Sağ elinin verdiğini sol elinin bilemeyeceği kadar gizli sadaka veren kimse.  Allah için verdiği sadaka ve yaptığı iyilikleri mümkün olduğunca gizli yapan, gösteriş ve riyadan uzak kalmaya çalışan kimse, Allah'ın rızasını her şeyin üstünde tutmuş demektir. Bunun karşılığı da, ahirette ilahî korumaya mazhar kılınmak suretiyle o kişinin faziletinin açığa çıkarılmasıdır. Bu, gibta edilecek bir durumdur.
Tenhada Allah'ı anıp göz yaşı döken kişi. İnsanlardan ve gözlerden uzak, kimsenin bulunmadığı ortamlarda Allah'ı anarak gözlerinden sevgi yaşları dökülen kimse, çoğu insanın başaramadığı bir kulluk çizgisini yakalamış demektir. Onun bu samimi ve gizli kulluğunun karşılığı da mahşer yerinde ilahî koruma altına alınmak suretiyle, herkesin gözü önünde ödüllendirilmesidir. Böyle bir ödüllendirmeyi kim istemez. Yüce Rabbimiz cümlemize nasip eylesin.

7 Şubat 2016 Pazar

HELAK EDİCİ YEDİ BÜYÜK GÜNAH








GÜNAH KAVRAMI VE HELAK EDİCİ YEDİ  BÜYÜK GÜNAH


AYET : NİSA SURESİ – 31. AYET

إِن تَجْتَنِبُواْ كَبَآئِرَ مَا تُنْهَوْنَ عَنْهُ نُكَفِّرْعَنكُمْ سَيِّئَاتِكُمْ وَنُدْخِلْكُم مُّدْخَلاً كَرِيماً:

                  

      MEALİ :

     “Eğer yasaklandığınız büyük günahlardan sakınırsanız, küçük günahlarınızı örteriz ve sizi şerefli bir yere sokarız.”  (NİSA SURESİ – 31.  AYET)

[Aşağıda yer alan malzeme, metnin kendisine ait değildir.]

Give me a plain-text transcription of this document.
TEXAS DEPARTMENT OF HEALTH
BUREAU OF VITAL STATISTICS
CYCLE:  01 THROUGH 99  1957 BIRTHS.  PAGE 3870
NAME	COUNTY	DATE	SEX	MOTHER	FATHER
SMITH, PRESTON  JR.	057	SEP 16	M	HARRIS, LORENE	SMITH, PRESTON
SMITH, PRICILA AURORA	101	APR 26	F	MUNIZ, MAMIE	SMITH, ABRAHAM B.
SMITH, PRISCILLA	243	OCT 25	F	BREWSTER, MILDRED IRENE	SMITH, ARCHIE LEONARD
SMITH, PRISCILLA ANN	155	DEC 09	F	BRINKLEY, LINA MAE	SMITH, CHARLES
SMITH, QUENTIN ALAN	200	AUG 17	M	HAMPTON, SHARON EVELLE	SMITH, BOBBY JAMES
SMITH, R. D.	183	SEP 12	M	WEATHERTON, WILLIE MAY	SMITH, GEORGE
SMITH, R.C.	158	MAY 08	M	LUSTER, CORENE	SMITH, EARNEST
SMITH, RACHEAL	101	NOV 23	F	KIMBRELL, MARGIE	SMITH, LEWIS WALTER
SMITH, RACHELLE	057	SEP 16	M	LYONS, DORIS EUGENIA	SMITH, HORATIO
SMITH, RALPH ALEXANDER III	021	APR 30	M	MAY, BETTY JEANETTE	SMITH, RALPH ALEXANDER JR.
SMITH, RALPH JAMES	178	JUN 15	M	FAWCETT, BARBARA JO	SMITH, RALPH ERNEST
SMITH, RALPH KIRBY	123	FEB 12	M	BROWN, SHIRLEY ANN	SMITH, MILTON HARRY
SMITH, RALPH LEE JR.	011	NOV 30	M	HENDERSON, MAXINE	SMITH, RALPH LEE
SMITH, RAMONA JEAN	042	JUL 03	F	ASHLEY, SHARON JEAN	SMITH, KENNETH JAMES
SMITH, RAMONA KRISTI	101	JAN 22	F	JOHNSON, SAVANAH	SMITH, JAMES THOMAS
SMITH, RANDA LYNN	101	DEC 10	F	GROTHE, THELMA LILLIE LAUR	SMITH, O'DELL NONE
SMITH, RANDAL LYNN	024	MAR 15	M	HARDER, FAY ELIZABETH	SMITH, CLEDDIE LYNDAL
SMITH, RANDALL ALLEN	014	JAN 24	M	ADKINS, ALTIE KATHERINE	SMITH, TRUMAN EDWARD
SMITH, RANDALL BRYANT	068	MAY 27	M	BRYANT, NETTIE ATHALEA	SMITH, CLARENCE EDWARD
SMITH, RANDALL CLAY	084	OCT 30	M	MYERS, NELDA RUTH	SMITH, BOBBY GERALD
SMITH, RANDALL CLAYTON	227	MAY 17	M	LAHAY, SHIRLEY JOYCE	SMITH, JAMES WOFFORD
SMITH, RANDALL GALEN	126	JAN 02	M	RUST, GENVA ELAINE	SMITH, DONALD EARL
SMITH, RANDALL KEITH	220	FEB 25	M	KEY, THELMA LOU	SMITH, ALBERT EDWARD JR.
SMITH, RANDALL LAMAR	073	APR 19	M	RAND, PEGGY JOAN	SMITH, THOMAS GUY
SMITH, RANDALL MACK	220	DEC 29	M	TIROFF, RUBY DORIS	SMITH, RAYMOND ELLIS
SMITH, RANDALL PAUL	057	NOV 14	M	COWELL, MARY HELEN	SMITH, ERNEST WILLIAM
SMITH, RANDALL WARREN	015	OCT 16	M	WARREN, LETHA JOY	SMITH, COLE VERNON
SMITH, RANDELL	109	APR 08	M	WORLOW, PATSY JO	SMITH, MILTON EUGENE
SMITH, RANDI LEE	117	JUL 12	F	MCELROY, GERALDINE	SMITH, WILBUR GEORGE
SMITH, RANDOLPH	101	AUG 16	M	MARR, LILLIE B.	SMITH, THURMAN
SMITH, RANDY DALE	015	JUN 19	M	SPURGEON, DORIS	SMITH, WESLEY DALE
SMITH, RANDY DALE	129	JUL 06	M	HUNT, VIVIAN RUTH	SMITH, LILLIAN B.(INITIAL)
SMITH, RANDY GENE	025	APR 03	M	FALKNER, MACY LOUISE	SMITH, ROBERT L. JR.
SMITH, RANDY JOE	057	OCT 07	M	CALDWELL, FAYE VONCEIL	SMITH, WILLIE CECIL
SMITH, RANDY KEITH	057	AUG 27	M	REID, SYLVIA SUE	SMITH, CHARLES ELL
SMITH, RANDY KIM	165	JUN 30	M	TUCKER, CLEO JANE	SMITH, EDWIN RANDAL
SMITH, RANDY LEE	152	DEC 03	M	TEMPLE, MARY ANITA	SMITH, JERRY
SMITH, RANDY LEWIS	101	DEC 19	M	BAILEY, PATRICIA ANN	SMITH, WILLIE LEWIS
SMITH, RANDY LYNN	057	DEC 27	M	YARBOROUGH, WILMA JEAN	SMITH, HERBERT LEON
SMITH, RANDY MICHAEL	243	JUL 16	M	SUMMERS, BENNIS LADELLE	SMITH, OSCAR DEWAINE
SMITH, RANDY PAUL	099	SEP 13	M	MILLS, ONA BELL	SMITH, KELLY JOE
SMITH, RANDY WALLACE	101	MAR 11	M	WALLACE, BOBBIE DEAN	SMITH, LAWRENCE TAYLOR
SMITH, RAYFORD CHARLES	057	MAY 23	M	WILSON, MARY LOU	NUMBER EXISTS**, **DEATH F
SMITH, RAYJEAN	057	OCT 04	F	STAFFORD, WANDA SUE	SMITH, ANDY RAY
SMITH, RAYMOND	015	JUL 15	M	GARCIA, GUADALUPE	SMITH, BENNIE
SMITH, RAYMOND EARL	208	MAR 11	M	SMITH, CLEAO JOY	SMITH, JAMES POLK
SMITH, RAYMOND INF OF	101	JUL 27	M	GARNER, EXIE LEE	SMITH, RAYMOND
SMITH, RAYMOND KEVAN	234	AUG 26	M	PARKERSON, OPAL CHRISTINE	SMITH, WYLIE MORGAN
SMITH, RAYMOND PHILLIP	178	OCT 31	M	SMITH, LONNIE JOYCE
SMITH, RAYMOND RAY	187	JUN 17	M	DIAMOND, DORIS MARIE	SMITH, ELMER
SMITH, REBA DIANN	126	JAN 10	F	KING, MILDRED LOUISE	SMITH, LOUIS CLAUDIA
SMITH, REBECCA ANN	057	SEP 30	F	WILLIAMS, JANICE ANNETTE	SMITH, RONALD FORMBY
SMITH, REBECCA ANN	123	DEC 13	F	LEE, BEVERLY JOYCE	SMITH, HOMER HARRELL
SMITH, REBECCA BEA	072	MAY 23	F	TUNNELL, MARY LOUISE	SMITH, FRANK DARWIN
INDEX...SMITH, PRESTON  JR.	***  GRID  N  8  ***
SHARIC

Resullullah Efenedimiz (SAV) şu 7 büyük günahın insanın helakına sebep olacağını buyurmuştur; 
1-) Allah'a ŞİRK KOŞMAK:

2-) Sihir yapmak:Biri birine varsın diye, eşleri birbirinden ayırmak için de dahil yapılan her türlü sihir 7 büyük günah arasında sayılmıştır. 

3-) Cana Kıymak:Cana kıymak adam.. Allah'ın masum kıldığı cana kıymak. Adam öldürenin yeri ebedi cehennemdir. 

4-) Yetim malı yemek:Anne sevgisi, baba sevgisi, duyamamış kişinin hakkını yemek de 7 günah arasında sayılmıştır. Yetimin ahından arşı ala titrer.. Yetim hakkı yemememe son derece hassas davranılmalı.. 

5-) Faiz yemek:Faiz yemek de kul hakkına girer. Faiz yiyenler masum insanların helal paraları gizli gizli çalması demektir. 

6-) Harpten savaştan kaçmak: Harpten kaçmak en büyük adiliktir. 

7-) Namuslu iffetli bir kadına iftira:Namus ve iffetli bir kadın hakkında elinde delil olmadan, insanların gözünden düşürmek için yapılan iftira da 7 büyük günah arasındadır.